いきなり、「女性に縁がなかった」とか、「背中が曲がっている」とか、身内は「ひとり残らず死ん」だとか、「ぞっとするような事務所で働いている」とか、ネガティブなことを書き連ねています。孤独な世捨て人、といった印象ですね。
彼は、25年前に小説を一つ書いていますが、それ以来筆を折っているとか。その結果、バートルビーのひとりになったと。「バートルビー」とは、「心の奥深いところで世界を否定している人間」のことで、ハーマン・メルヴィルの小説に登場する「代書人バートルビー」からきているそうです。
例えば、質問に答えるよう要請されたり、何かを頼まれたりするとき、バートルビーはこう答えます。

「せずにすめばありがたいのですが」

なるほど、「やりませんっ」じゃないんですね。拒絶ってのも、ある種、積極的な行為ですからね。つまり、その手の積極性をも否定しているわけです。だから、何だか受け身なもごもごとした言い方になる。語り手である「わたし」は、何故かこのバートルビー的な人物に関心を持っていて、それを「バートルビー症候群」と名付け、この病に侵された文学についてメモをしたためようとしています。

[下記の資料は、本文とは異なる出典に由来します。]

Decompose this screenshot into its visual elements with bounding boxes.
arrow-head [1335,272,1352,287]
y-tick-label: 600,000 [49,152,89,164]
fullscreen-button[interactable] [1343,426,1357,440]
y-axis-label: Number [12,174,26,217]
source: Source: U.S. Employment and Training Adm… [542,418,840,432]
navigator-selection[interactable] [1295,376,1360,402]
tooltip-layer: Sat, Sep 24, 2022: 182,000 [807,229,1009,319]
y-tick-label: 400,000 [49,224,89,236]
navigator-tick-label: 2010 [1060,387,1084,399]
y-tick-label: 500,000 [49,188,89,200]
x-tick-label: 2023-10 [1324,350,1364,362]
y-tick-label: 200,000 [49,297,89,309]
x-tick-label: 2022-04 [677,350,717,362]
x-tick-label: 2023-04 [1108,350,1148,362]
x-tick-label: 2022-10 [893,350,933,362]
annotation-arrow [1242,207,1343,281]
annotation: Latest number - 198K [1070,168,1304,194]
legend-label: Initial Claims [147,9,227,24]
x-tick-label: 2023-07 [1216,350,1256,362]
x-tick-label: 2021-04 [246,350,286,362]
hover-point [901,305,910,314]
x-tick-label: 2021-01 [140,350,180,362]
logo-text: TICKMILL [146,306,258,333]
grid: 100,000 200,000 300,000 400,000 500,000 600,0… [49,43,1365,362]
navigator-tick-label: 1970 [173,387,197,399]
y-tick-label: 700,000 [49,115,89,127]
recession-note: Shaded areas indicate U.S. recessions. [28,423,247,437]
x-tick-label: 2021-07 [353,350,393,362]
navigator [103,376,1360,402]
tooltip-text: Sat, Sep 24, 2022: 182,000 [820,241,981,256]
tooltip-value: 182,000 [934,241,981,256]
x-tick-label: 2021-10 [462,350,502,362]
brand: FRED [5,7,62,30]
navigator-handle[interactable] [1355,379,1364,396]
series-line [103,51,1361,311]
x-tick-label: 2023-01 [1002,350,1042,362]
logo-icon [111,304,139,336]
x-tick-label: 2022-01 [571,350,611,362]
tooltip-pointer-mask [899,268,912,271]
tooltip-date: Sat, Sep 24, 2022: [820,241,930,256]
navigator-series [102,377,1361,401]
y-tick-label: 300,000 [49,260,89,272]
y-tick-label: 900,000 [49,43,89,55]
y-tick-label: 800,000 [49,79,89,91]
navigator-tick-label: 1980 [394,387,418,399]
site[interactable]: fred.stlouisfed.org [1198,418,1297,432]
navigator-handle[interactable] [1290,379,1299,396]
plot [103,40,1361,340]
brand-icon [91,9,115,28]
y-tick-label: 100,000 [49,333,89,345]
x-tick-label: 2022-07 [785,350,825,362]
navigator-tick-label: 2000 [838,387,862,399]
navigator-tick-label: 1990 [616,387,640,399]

この病におかされたために、何人もの作家が厳格な文学意識を持っているにもかかわらず(というか、おそらくはそれ故に)何も書けなくなってしまう。一、二冊本を書くのだが、やがて執筆から遠ざかったり、何の問題もなく書きはじめたのに、ある日突然文学的な意味で金縛りにあったようになって永遠にペンを捨ててしまうのだ。

書けない作家、書かれなかった文学…。冒頭に出てきた「目に見えないテキスト」とは、それを指しています。自分の考えを発表するということに、どうにも積極的な意味を見出せない作家たち、ということでしょうか。「表現」ってもののいかがわしさに自覚的というか…。でも、無自覚な作家ってもあまり信用できない気がしますね。例えば、「エラソーなこと言うな」ってのを、エラソーな言い方で書いたら台無しなわけです。じゃあ、どうすればいいのか、ってところで、作家は逡巡しもがくんじゃないかと。だから、「せずにすめばありがたいのですが」みたいな言い方になったりするんじゃないかと。
これ、けっこう文学の根底にある問題のような気がします。作者の言葉を借りれば、「否定(ノー)の文学」を探ることで、「来たるべきエクリチュール」に通じる道を探そうということのようです。まあ、何だか、わかったようなわからないような話ですが、まだ序文にあたるパートなので、このあと、おいおいわかってくるでしょう。
ということで、以下、「否定の文学」「バートルビー的な人間」についての、覚書のような断章が続くことになります。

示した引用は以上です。